By Jim Siegel
A bill designed to bring uniformity to Ohio’s complex system of municipal income taxes got a makeover that Ohio cities say is better but still reduces their revenue.
Business groups have strongly pushed for the bill, noting that about 600 Ohio municipalities use more than 300 different forms to collect local income taxes, adding cost and administrative burden for business owners. Rep. Cheryl Grossman, R-Grove City, a joint sponsor of the bill, said Ohio has “the most-complicated and unfriendly tax system in the entire nation.”
Michael Hartley of the Columbus Chamber said, “This is probably the most-important piece of legislation for businesses, particularly small businesses. We hear about it constantly.”
But fixing the problem is proving difficult. Rep. Peter Beck, R-Mason, chairman of the House Ways and Means Committee, said he held 200 hours of meetings this summer on House Bill 5 — and all sides still aren’t happy.
The Ohio Municipal League said it shares the goal of creating a tax system less burdensome for business owners, some of whom are now forced to file multiple tax returns, sometimes for meager amounts.
Though Grossman said the bill is as revenue-neutral as possible, Kent Scarrett, spokesman and lobbyist for the Municipal League, said some changes still would cost much-needed tax revenue for cities that have taken major state-funding hits and also have lost the estate tax.
The bill now includes a municipal Taxpayers Bill of Rights. Issues that appear to have been worked out include audits, the definition of a workday, penalty and interest uniformity, consolidated returns, filing dates and residency criteria.
“This is something we can move forward on that can benefit businesses and Ohio taxpayers,” Beck said.
A key dispute continues to be a requirement that all cities allow a net-operating-loss carry-forward period of five years — which lets companies use losses to reduce future tax liability. Scarrett said 170 Ohio cities, including Columbus, do not currently have a net-operating-loss provision, and 65 more are at less than five years.
Those cities have argued that the bill would cause them to lose revenue of as much as $2 million a year.
The bill would delay the required carry-forward until 2017 and then phase it in while a study committee looks at revenue impact.
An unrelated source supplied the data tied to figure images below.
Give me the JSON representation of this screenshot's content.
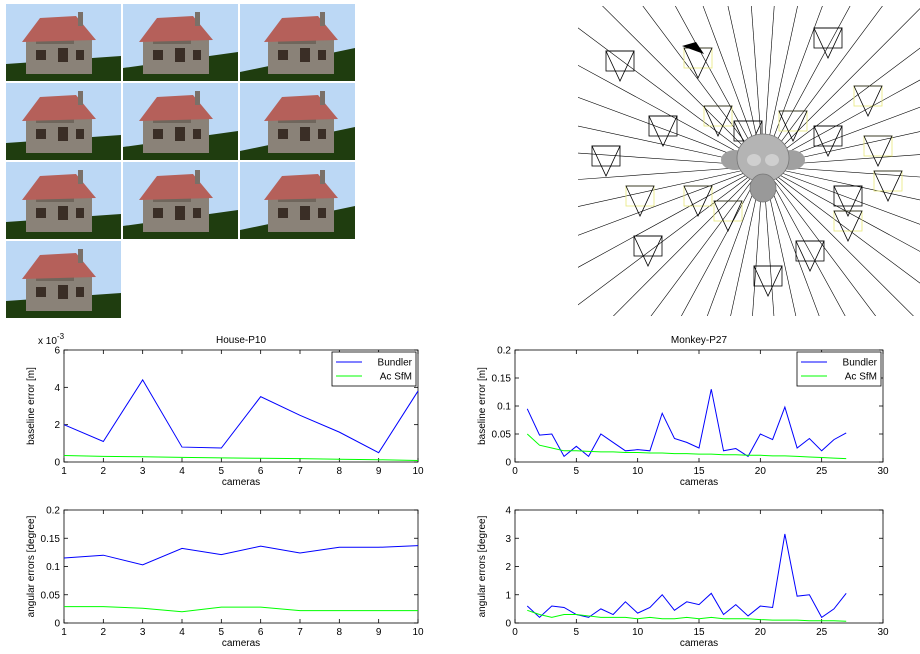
{
  "chart_data": [
    {
      "type": "line",
      "title": "House-P10",
      "xlabel": "cameras",
      "ylabel": "baseline error [m]",
      "exponent_label": "x 10",
      "exponent_power": "-3",
      "xlim": [
        1,
        10
      ],
      "ylim": [
        0,
        0.006
      ],
      "x_ticks": [
        "1",
        "2",
        "3",
        "4",
        "5",
        "6",
        "7",
        "8",
        "9",
        "10"
      ],
      "y_ticks": [
        "0",
        "2",
        "4",
        "6"
      ],
      "y_tick_values": [
        0,
        0.002,
        0.004,
        0.006
      ],
      "x": [
        1,
        2,
        3,
        4,
        5,
        6,
        7,
        8,
        9,
        10
      ],
      "series": [
        {
          "name": "Bundler",
          "color": "#0000ff",
          "values": [
            0.002,
            0.0011,
            0.0044,
            0.0008,
            0.00075,
            0.0035,
            0.0025,
            0.0016,
            0.0005,
            0.0038
          ]
        },
        {
          "name": "Ac SfM",
          "color": "#00ff00",
          "values": [
            0.00035,
            0.0003,
            0.00028,
            0.00025,
            0.00022,
            0.0002,
            0.00018,
            0.00015,
            0.00012,
            8e-05
          ]
        }
      ],
      "legend_placement": "top-right",
      "grid": false
    },
    {
      "type": "line",
      "title": "Monkey-P27",
      "xlabel": "cameras",
      "ylabel": "baseline error [m]",
      "xlim": [
        0,
        30
      ],
      "ylim": [
        0,
        0.2
      ],
      "x_ticks": [
        "0",
        "5",
        "10",
        "15",
        "20",
        "25",
        "30"
      ],
      "x_tick_values": [
        0,
        5,
        10,
        15,
        20,
        25,
        30
      ],
      "y_ticks": [
        "0",
        "0.05",
        "0.1",
        "0.15",
        "0.2"
      ],
      "y_tick_values": [
        0,
        0.05,
        0.1,
        0.15,
        0.2
      ],
      "x": [
        1,
        2,
        3,
        4,
        5,
        6,
        7,
        8,
        9,
        10,
        11,
        12,
        13,
        14,
        15,
        16,
        17,
        18,
        19,
        20,
        21,
        22,
        23,
        24,
        25,
        26,
        27
      ],
      "series": [
        {
          "name": "Bundler",
          "color": "#0000ff",
          "values": [
            0.095,
            0.048,
            0.05,
            0.01,
            0.028,
            0.01,
            0.05,
            0.035,
            0.02,
            0.022,
            0.02,
            0.087,
            0.042,
            0.035,
            0.025,
            0.13,
            0.02,
            0.024,
            0.01,
            0.05,
            0.04,
            0.098,
            0.025,
            0.042,
            0.02,
            0.04,
            0.052
          ]
        },
        {
          "name": "Ac SfM",
          "color": "#00ff00",
          "values": [
            0.05,
            0.03,
            0.025,
            0.02,
            0.02,
            0.019,
            0.018,
            0.018,
            0.017,
            0.017,
            0.016,
            0.016,
            0.015,
            0.015,
            0.014,
            0.014,
            0.013,
            0.013,
            0.012,
            0.012,
            0.011,
            0.011,
            0.01,
            0.009,
            0.008,
            0.007,
            0.006
          ]
        }
      ],
      "legend_placement": "top-right",
      "grid": false
    },
    {
      "type": "line",
      "xlabel": "cameras",
      "ylabel": "angular errors [degree]",
      "xlim": [
        1,
        10
      ],
      "ylim": [
        0,
        0.2
      ],
      "x_ticks": [
        "1",
        "2",
        "3",
        "4",
        "5",
        "6",
        "7",
        "8",
        "9",
        "10"
      ],
      "y_ticks": [
        "0",
        "0.05",
        "0.1",
        "0.15",
        "0.2"
      ],
      "y_tick_values": [
        0,
        0.05,
        0.1,
        0.15,
        0.2
      ],
      "x": [
        1,
        2,
        3,
        4,
        5,
        6,
        7,
        8,
        9,
        10
      ],
      "series": [
        {
          "color": "#0000ff",
          "values": [
            0.115,
            0.12,
            0.103,
            0.132,
            0.121,
            0.136,
            0.124,
            0.134,
            0.134,
            0.137
          ]
        },
        {
          "color": "#00ff00",
          "values": [
            0.029,
            0.029,
            0.026,
            0.02,
            0.028,
            0.028,
            0.022,
            0.022,
            0.022,
            0.022
          ]
        }
      ],
      "grid": false
    },
    {
      "type": "line",
      "xlabel": "cameras",
      "ylabel": "angular errors [degree]",
      "xlim": [
        0,
        30
      ],
      "ylim": [
        0,
        4
      ],
      "x_ticks": [
        "0",
        "5",
        "10",
        "15",
        "20",
        "25",
        "30"
      ],
      "x_tick_values": [
        0,
        5,
        10,
        15,
        20,
        25,
        30
      ],
      "y_ticks": [
        "0",
        "1",
        "2",
        "3",
        "4"
      ],
      "y_tick_values": [
        0,
        1,
        2,
        3,
        4
      ],
      "x": [
        1,
        2,
        3,
        4,
        5,
        6,
        7,
        8,
        9,
        10,
        11,
        12,
        13,
        14,
        15,
        16,
        17,
        18,
        19,
        20,
        21,
        22,
        23,
        24,
        25,
        26,
        27
      ],
      "series": [
        {
          "color": "#0000ff",
          "values": [
            0.6,
            0.2,
            0.6,
            0.55,
            0.3,
            0.2,
            0.5,
            0.3,
            0.75,
            0.35,
            0.55,
            1.0,
            0.45,
            0.75,
            0.65,
            1.05,
            0.3,
            0.65,
            0.25,
            0.6,
            0.55,
            3.15,
            0.95,
            1.0,
            0.2,
            0.5,
            1.05
          ]
        },
        {
          "color": "#00ff00",
          "values": [
            0.45,
            0.3,
            0.2,
            0.3,
            0.3,
            0.25,
            0.2,
            0.2,
            0.2,
            0.15,
            0.2,
            0.15,
            0.15,
            0.2,
            0.15,
            0.2,
            0.15,
            0.15,
            0.15,
            0.12,
            0.1,
            0.1,
            0.1,
            0.08,
            0.08,
            0.08,
            0.06
          ]
        }
      ],
      "grid": false
    }
  ],
  "thumbnails": {
    "count": 10,
    "sky_color": "#bcd8f5",
    "ground_color": "#1f3d0f",
    "roof_color": "#b5605a",
    "wall_color": "#8a8278"
  },
  "scene": {
    "object_color": "#a0a0a0",
    "camera_color": "#000000",
    "ray_color": "#000000",
    "highlight_color": "#e8e87a"
  }
}
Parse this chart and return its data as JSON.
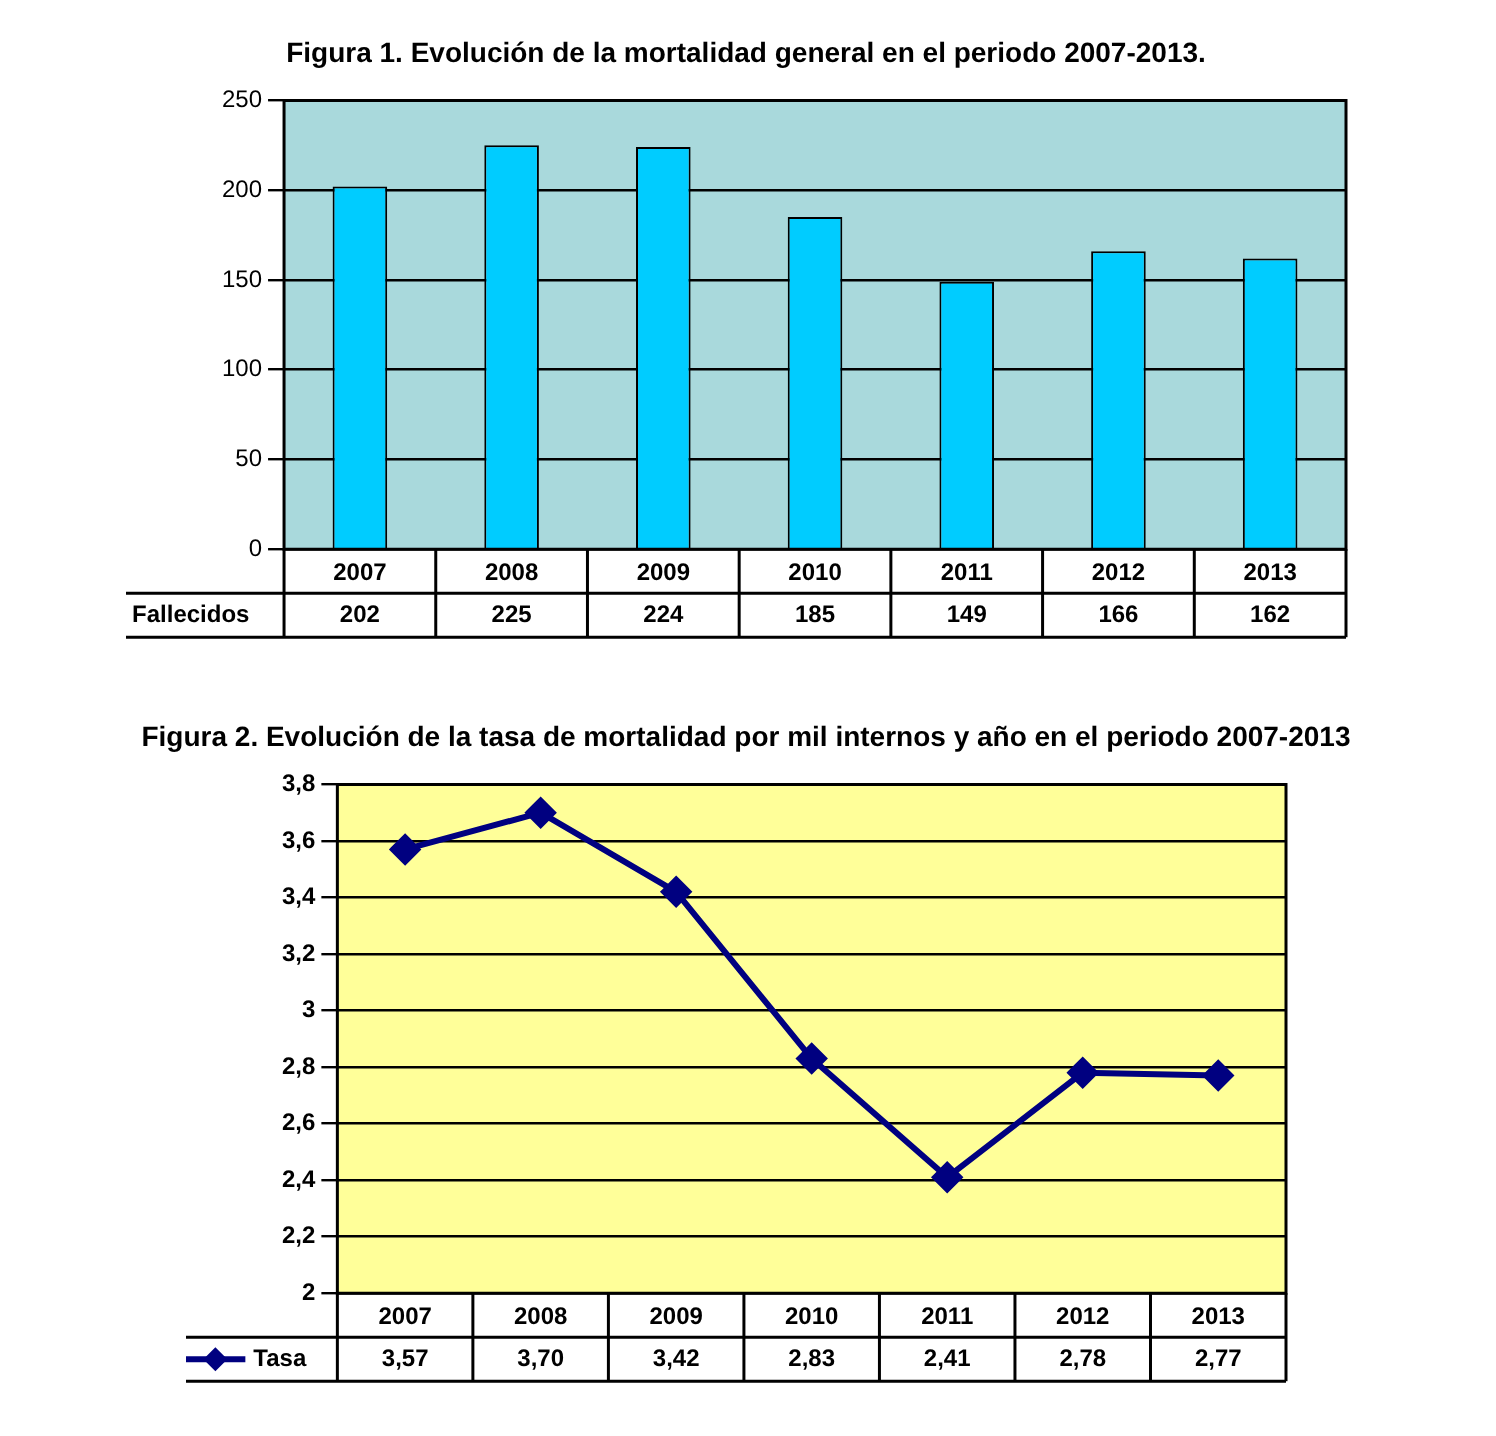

But Scarrett said that once it’s in place, it’s hard to fathom Republican lawmakers removing it, because that would be considered a tax increase.
“We would support status quo while the study committee is doing its work,” he said.
Business groups pushed to keep the net-operating-loss provision intact.
“It recognizes the cyclical nature of the business cycle,” said Chris Ferruso of the National Federation of Independent Business/Ohio. “We think that’s a great economic-development tool that’s been built into the bill.”
Cities also don’t like how the bill treats workers who spend only a few weeks in a particular city. Under current law, a worker is subject to a city’s tax once he or she works there for 13 days. The bill would increase that to 21 days, which Scarrett said is fine, but the cities oppose that it would not tax the first 20 days.
“We cannot afford to give away free days to these workers,” he said.
For more than 80 percent of Ohio businesses — those with annual gross revenue of less than $500,000 — the bill would require employers to file only in their home city, regardless of where they perform work.